Due to the very high decline rates of shale gas wells, however, the industry will need to spend a $1 billion on drilling to hit this production rate. Money which, says Douglas-Westwood unconventional gas analyst Joseph Dutton, is simply not currently available unless investors are “firmly convinced” of the business case.
“Despite the hype, shale gas financing is on a knife-edge,” he said. “For it to really take off there needs to be a great deal of capex and opex to invest in drilling and drill rig, but a lot of companies are sitting on their hands. There are big bucks to be made from addressing drilling rig issues.
“Deep, multiple-stage fracking ideally requires a drilling rig with at least 2000 brake horsepower (BHP), but we’ve identified only 78 rigs in Western Europe, 49 of those have a rated torque of less than 1,500 BHP, 17 have between 1,500-2,000 BHP and only 12 with greater than 2,000 BHP.”
Palladian Energy’s Elston is optimistic the drilling issues will be overcome. “Unlike pressure pumping which is dominated by Halliburton, Schlumberger and Weatherford, shale gas drilling companies can be formed by anyone as long as they can demonstrate competency. Onshore drilling is not all that different from offshore drilling and Europe has a tremendous human resource base of competent drilling engineers working in the North Sea. There will be no capital restraints, as there will be plenty of US private equity and European public market equity available for the right projects.”
Impact on gas prices
There is fear among environmentalists that shale gas will derail plans to decarbonize the power sector by choking investment in renewables and nuclear. The argument goes that shale gas, and therefore gas-fired power generation, is ‘cheap’, so there is no need to build expensive wind farms, solar panels or nuclear reactors.

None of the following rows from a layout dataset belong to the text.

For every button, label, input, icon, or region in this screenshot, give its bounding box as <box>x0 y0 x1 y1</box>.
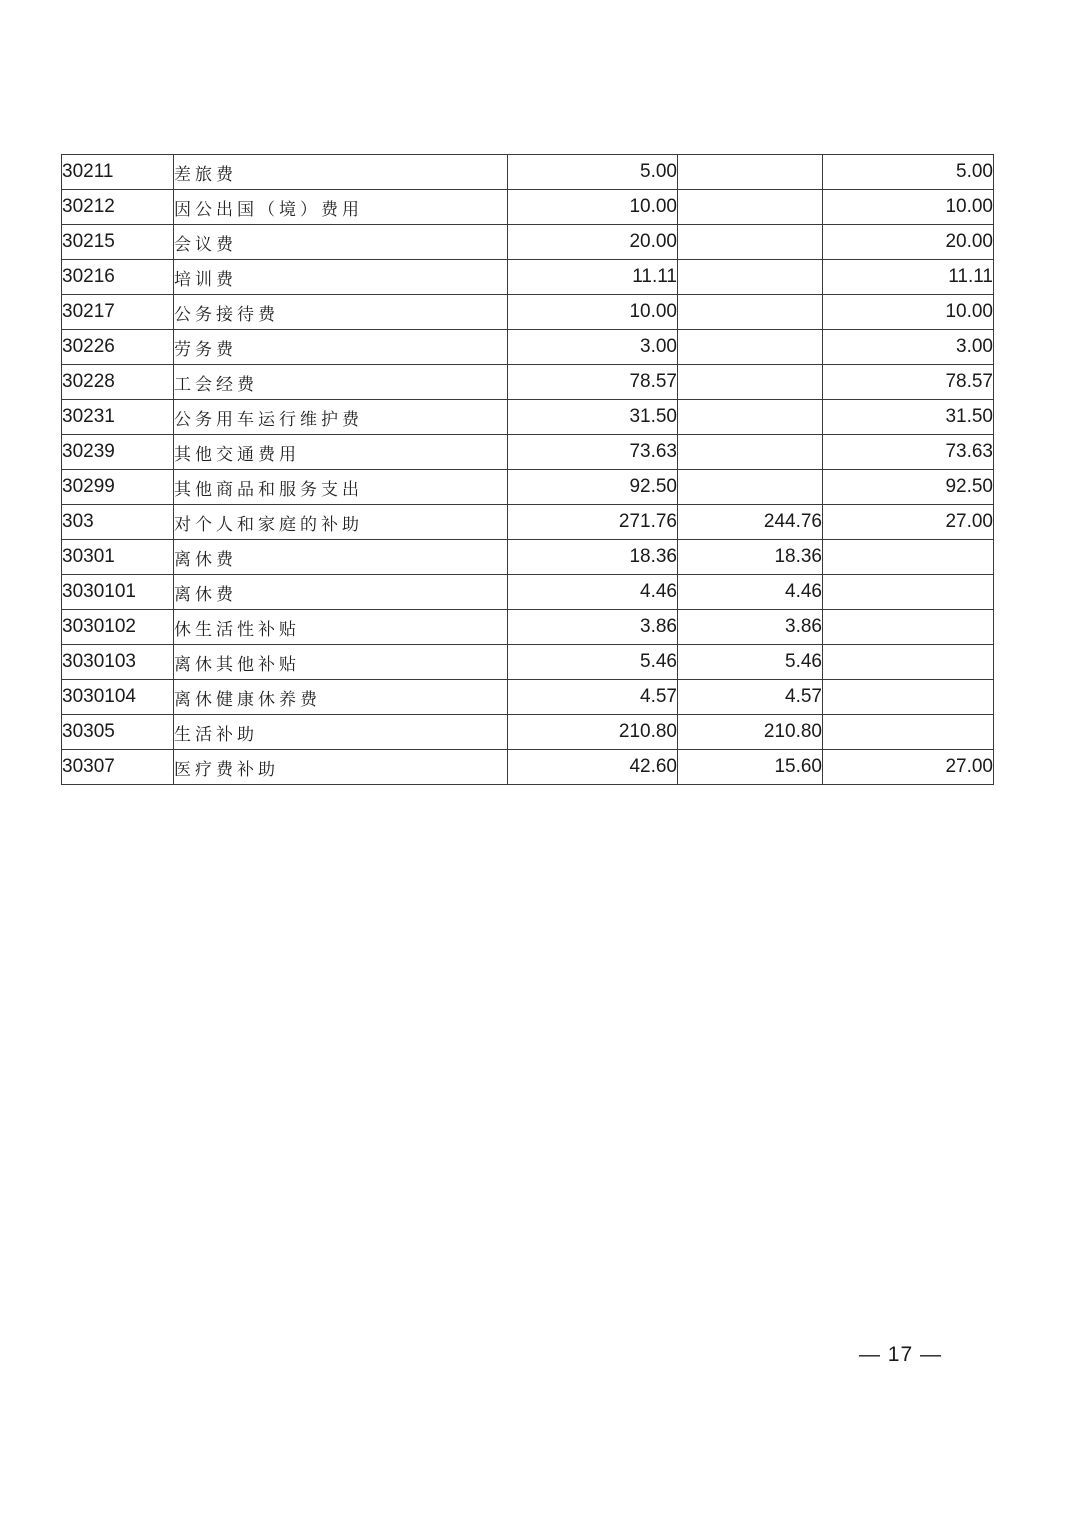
cell-amount-col3: 10.00 <box>823 295 994 330</box>
cell-amount-col2: 4.57 <box>678 680 823 715</box>
cell-amount-total: 42.60 <box>508 750 678 785</box>
cell-amount-col3: 73.63 <box>823 435 994 470</box>
cell-name: 生活补助 <box>174 715 508 750</box>
cell-amount-total: 271.76 <box>508 505 678 540</box>
cell-amount-col2 <box>678 435 823 470</box>
cell-amount-col2 <box>678 190 823 225</box>
table-row <box>62 400 994 435</box>
cell-name: 工会经费 <box>174 365 508 400</box>
table-row <box>62 190 994 225</box>
table-row <box>62 330 994 365</box>
cell-name: 劳务费 <box>174 330 508 365</box>
cell-amount-col3: 20.00 <box>823 225 994 260</box>
cell-code: 30239 <box>62 435 174 470</box>
cell-code: 30226 <box>62 330 174 365</box>
cell-amount-col3 <box>823 540 994 575</box>
cell-amount-total: 3.00 <box>508 330 678 365</box>
cell-code: 3030104 <box>62 680 174 715</box>
cell-amount-col2: 5.46 <box>678 645 823 680</box>
cell-name: 会议费 <box>174 225 508 260</box>
cell-amount-col3: 78.57 <box>823 365 994 400</box>
cell-amount-col2 <box>678 330 823 365</box>
cell-code: 30301 <box>62 540 174 575</box>
cell-amount-total: 5.46 <box>508 645 678 680</box>
table-row <box>62 260 994 295</box>
table-row <box>62 540 994 575</box>
budget-table <box>61 154 994 785</box>
table-row <box>62 680 994 715</box>
cell-code: 30299 <box>62 470 174 505</box>
cell-amount-col3: 31.50 <box>823 400 994 435</box>
cell-amount-col3 <box>823 645 994 680</box>
table-row <box>62 505 994 540</box>
cell-name: 离休费 <box>174 575 508 610</box>
cell-code: 30211 <box>62 155 174 190</box>
cell-code: 30212 <box>62 190 174 225</box>
cell-name: 培训费 <box>174 260 508 295</box>
table-row <box>62 750 994 785</box>
cell-amount-col2: 244.76 <box>678 505 823 540</box>
cell-amount-total: 11.11 <box>508 260 678 295</box>
cell-name: 因公出国（境）费用 <box>174 190 508 225</box>
cell-code: 30231 <box>62 400 174 435</box>
cell-amount-col3: 3.00 <box>823 330 994 365</box>
cell-amount-col3: 27.00 <box>823 505 994 540</box>
cell-amount-total: 20.00 <box>508 225 678 260</box>
table-row <box>62 295 994 330</box>
cell-code: 3030103 <box>62 645 174 680</box>
cell-amount-col2: 3.86 <box>678 610 823 645</box>
cell-amount-col3 <box>823 610 994 645</box>
cell-amount-total: 10.00 <box>508 295 678 330</box>
cell-name: 公务接待费 <box>174 295 508 330</box>
table-row <box>62 470 994 505</box>
cell-amount-col2 <box>678 225 823 260</box>
cell-amount-total: 31.50 <box>508 400 678 435</box>
cell-amount-total: 18.36 <box>508 540 678 575</box>
cell-amount-col2 <box>678 400 823 435</box>
table-row <box>62 155 994 190</box>
cell-code: 30215 <box>62 225 174 260</box>
cell-amount-col3: 5.00 <box>823 155 994 190</box>
cell-name: 医疗费补助 <box>174 750 508 785</box>
cell-code: 30216 <box>62 260 174 295</box>
cell-amount-col2 <box>678 470 823 505</box>
cell-code: 303 <box>62 505 174 540</box>
cell-amount-total: 4.46 <box>508 575 678 610</box>
cell-amount-col3 <box>823 575 994 610</box>
cell-amount-total: 78.57 <box>508 365 678 400</box>
cell-amount-total: 3.86 <box>508 610 678 645</box>
cell-amount-total: 92.50 <box>508 470 678 505</box>
cell-amount-col2: 210.80 <box>678 715 823 750</box>
cell-amount-total: 5.00 <box>508 155 678 190</box>
cell-amount-col3 <box>823 715 994 750</box>
cell-code: 30228 <box>62 365 174 400</box>
cell-amount-col3: 11.11 <box>823 260 994 295</box>
cell-name: 其他商品和服务支出 <box>174 470 508 505</box>
cell-amount-total: 4.57 <box>508 680 678 715</box>
budget-table-container <box>61 154 993 785</box>
cell-name: 差旅费 <box>174 155 508 190</box>
cell-amount-col2: 4.46 <box>678 575 823 610</box>
cell-code: 3030102 <box>62 610 174 645</box>
cell-code: 30305 <box>62 715 174 750</box>
cell-name: 离休其他补贴 <box>174 645 508 680</box>
cell-code: 30217 <box>62 295 174 330</box>
cell-amount-col3: 10.00 <box>823 190 994 225</box>
table-row <box>62 575 994 610</box>
cell-name: 对个人和家庭的补助 <box>174 505 508 540</box>
cell-amount-col2 <box>678 260 823 295</box>
cell-amount-col3: 92.50 <box>823 470 994 505</box>
cell-amount-col3: 27.00 <box>823 750 994 785</box>
cell-name: 公务用车运行维护费 <box>174 400 508 435</box>
cell-amount-col2: 18.36 <box>678 540 823 575</box>
table-row <box>62 610 994 645</box>
cell-amount-col3 <box>823 680 994 715</box>
cell-amount-total: 73.63 <box>508 435 678 470</box>
cell-amount-col2 <box>678 365 823 400</box>
cell-name: 离休健康休养费 <box>174 680 508 715</box>
table-row <box>62 645 994 680</box>
cell-code: 3030101 <box>62 575 174 610</box>
cell-code: 30307 <box>62 750 174 785</box>
table-row <box>62 225 994 260</box>
cell-amount-col2 <box>678 155 823 190</box>
cell-amount-total: 10.00 <box>508 190 678 225</box>
cell-name: 其他交通费用 <box>174 435 508 470</box>
cell-name: 离休费 <box>174 540 508 575</box>
cell-amount-total: 210.80 <box>508 715 678 750</box>
table-row <box>62 715 994 750</box>
table-row <box>62 365 994 400</box>
page-number: — 17 — <box>858 1343 942 1366</box>
cell-amount-col2: 15.60 <box>678 750 823 785</box>
cell-name: 休生活性补贴 <box>174 610 508 645</box>
table-row <box>62 435 994 470</box>
cell-amount-col2 <box>678 295 823 330</box>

European shale gas production costs, however, will remain far above conventional natural gas resources. According to the Oxford Institute for Energy Studies, Polish shale gas production costs in 2020 will be four times more than pipeline natural gas from Algeria and twice that of imported LNG from Qatar.
While in the US shale gas recovery has driven gas prices below their traditional oil-linked levels, the complex nature of European gas markets mean that oil indexation in gas contracts will remain for the foreseeable future. Elston says, “Rabid proponents who say shale gas will lead to lower natural gas prices are being disingenuous. What it does is offer a subsidy-free energy source with security of supply, jobs in depressed areas and government revenue, but it won’t change the need for zero-carbon sources of energy.”
Shale gas is not the environmental catastrophe some NGOs would like us to believe. Equally, shale gas is not quite the “cheap and abundant” source some proponents say. The shale gas ‘revolution’ appears to be not quite so revolutionary. At least, not yet.